Congratulations on being pregnant. Some of us are looking forward to the inevitable “Madonna With Child” video, not to mention watching “Evita” breast-feed live at next year’s Oscars. That would be you, Madonna: always peering over the hype horizon, pushing the edge of the predictable. The world’s pop provocateur.

But I’m writing out of concern that you’re losing your touch. You told the press last week that you and the father of your baby, the now noted personal trainer Carlos Leon, won’t be getting married. How conventional! How predictable! How uncool! You’ve now joined celebrities like Farrah Fawcett, not to mention nearly a third of the rest of the country. (Twenty-two percent of white babies are born to unwed mothers; 69 percent of African-American babies.) You call this getting ahead of the curve? Mariah Carey’s married. She’s also at the top of the charts. A coincidence? I don’t think so.

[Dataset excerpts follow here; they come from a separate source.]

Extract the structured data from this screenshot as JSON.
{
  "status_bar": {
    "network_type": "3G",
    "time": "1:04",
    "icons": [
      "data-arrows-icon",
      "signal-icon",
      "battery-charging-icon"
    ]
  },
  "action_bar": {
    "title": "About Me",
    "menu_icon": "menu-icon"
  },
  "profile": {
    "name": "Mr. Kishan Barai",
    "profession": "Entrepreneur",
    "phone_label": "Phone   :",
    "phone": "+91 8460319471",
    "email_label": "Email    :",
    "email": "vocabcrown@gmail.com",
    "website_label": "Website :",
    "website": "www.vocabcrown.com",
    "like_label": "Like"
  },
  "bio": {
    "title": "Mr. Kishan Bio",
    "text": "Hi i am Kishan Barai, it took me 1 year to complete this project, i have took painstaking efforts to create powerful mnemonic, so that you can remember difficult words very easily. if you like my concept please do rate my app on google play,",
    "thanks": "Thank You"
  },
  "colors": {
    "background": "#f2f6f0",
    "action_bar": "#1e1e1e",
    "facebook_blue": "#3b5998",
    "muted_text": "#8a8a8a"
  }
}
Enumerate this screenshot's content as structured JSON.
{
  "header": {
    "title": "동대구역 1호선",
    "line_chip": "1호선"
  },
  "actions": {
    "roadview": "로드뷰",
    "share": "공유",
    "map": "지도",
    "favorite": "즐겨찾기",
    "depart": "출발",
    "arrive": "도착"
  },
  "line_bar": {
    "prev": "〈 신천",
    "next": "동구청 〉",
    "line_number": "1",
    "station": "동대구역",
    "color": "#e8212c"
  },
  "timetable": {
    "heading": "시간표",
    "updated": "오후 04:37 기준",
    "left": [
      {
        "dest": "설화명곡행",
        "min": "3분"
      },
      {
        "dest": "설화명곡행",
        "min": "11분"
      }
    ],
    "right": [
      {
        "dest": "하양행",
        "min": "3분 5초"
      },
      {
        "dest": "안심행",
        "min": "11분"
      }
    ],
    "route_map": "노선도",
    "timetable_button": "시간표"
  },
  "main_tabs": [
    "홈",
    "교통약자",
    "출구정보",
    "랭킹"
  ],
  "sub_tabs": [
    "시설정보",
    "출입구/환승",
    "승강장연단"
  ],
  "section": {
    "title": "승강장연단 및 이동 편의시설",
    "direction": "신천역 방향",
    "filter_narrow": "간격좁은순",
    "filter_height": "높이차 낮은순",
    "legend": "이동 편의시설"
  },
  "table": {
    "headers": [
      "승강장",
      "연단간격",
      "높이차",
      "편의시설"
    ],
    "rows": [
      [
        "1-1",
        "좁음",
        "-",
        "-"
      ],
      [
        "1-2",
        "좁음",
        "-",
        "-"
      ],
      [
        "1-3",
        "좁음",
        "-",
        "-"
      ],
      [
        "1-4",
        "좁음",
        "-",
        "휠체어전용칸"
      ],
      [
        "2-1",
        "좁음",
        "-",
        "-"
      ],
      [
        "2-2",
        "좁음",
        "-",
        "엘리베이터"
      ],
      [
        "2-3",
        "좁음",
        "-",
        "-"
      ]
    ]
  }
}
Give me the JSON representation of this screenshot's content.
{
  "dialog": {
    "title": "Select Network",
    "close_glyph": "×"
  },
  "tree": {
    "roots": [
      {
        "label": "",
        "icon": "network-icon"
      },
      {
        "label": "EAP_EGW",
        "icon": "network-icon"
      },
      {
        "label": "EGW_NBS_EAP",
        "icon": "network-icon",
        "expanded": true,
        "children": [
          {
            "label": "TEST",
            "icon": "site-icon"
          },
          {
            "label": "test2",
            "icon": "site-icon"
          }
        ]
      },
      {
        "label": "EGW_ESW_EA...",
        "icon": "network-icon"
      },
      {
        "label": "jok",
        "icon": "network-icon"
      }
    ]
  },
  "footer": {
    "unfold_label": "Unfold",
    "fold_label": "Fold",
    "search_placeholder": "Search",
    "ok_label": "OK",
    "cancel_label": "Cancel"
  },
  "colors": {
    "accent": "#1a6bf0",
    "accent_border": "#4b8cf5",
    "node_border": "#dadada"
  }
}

If not Carlos, maybe you could marry a woman. Strike a blow against the right-wingers. They keep pushing family values but condemn gay marriage, which is inconsistent. If they believe that commitment is better than promiscuity, they need to back gay unions. Gay, straight – the important thing is to just get married.

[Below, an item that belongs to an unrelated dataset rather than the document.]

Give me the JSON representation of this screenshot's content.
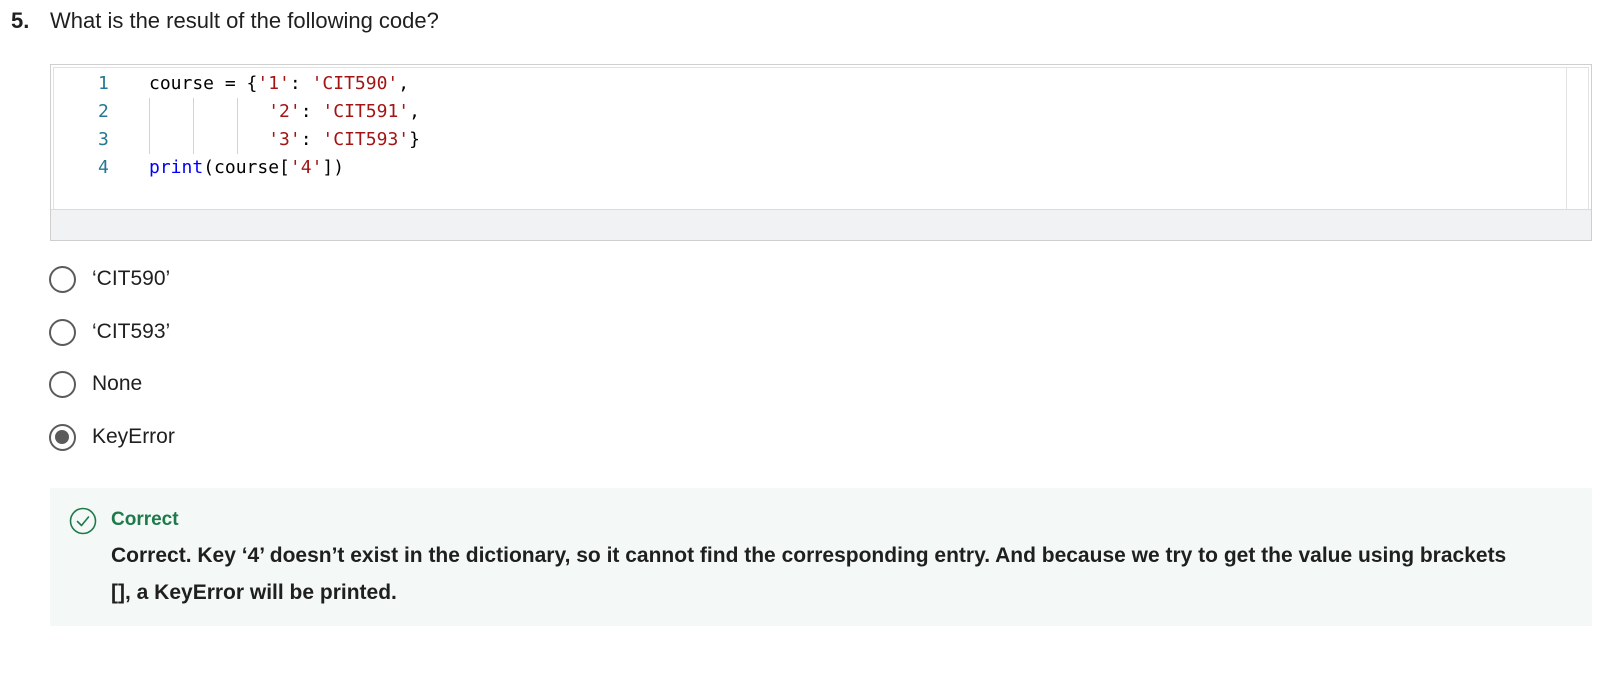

Yes, we all understand your reluctance. When asked about marriage, you had a cogent two-word answer: Sean Penn. Been there, done that. Marriage is especially complicated for you: any prenuptial agreement with Carlos would weigh more than his barbells. And people seem so shortsighted, don’t they? Years spent living with Carlos under the same roof without being married would be better for the child than if a forced wedding gave way to a predictably messy Hollywood divorce.

But will Carlos be under the same roof? It’s not entirely clear. You’ve implied that you are prepared to raise your baby alone. Part of your message seems to be that you don’t need men, except for sex, reproduction and maybe an occasional stroll in the park with the kid. Again, this puts you sadly in the bourgeois mainstream. This is now an extraordinarily common view, and it’s substantiated by a long and sordid record of mistreatment of women by men. The problem is that it’s also an extraordinarily destructive view.

A confession here, Madonna. I’m married and the father of three. Married people want others in the pool with them. But this papa will try not to preach, except to say that you should read. You know that already. You fancy yourself a bit of an intellectual. So why haven’t you absorbed more about the causes of American social pathology? The research is quite definitive, actually. A little quiz: the most accurate predictor for whether a child will drop out of school, face unemployment and commit crime is . . . what? Poverty? No. Race? No. Neighborhood? Nope. The answer is growing up in a single-parent family. It’s the only killer correlation.

Obviously there are millions of exceptions, and your child – born with plenty of advantages–may be one of them. Material Girls can provide. But what’s “freedom” for the rich like you can spell disaster for the disadvantaged. When you’re Madonna, you have to take account of your influence on them. You’ve said you want your art to touch people. Your life is a large part of your art. Ergo, your choices–and the messages they send–have consequences that you can’t in good conscience ignore. How about all of those teenagers who even today want to dress like you, sing like you, be like you? What are you signaling to them?

It’s one thing to advise teenagers, as you do in your music, to keep their babies if they want. But now you seem to be go- ing further, conveying that the marriage contract itself is not important for raising kids. This is apparently also the view of Susan Sarandon, Tim Robbins, Kurt Russell, Goldie Hawn and other unmarried celebrity parents.

But, again, the research–and the point telegraphed to younger people–is unambiguous. For all its flaws, marriage continues to be the pathway to responsible fatherhood. Married men, as David Blankenhorn, author of “Fatherless America,” puts it, are “less likely to do bad, and more likely to do good, in any area you measure,” from supporting their children to holding a job. We’re talking here about taming men, Madonna, socializing them so they don’t wreck the culture. If you can’t manage to get married yourself, the least you can do is speak up for the idea, the way you speak up for tolerance, sexual freedom and artistic expression.

Being in show business, you understand the significance of contracts. They impose reciprocal responsibilities that make completing a project (be it cutting an album or raising a child) easier. The contract must sometimes be broken, obviously, and there’s a hot debate going on now about whether divorce should be made harder to obtain as a way to strengthen marriage. But the bond itself is more than a piece of paper. It’s a measure of the commitment necessary to properly shepherd children toward adulthood.

The fact that any of this has to be explained is a sign of how much American values have changed since the day when Ingrid Bergman’s career was almost ruined because she had a baby out of wedlock. I’m not advocating a return to those days, though a little stigma directed at errant role models wouldn’t hurt. What I’m suggesting is that artists like you who claim to be interested in divining the future of American culture need to readjust your vision. The next wave is restoring the family, and with it, the country itself. Ride it, Madonna.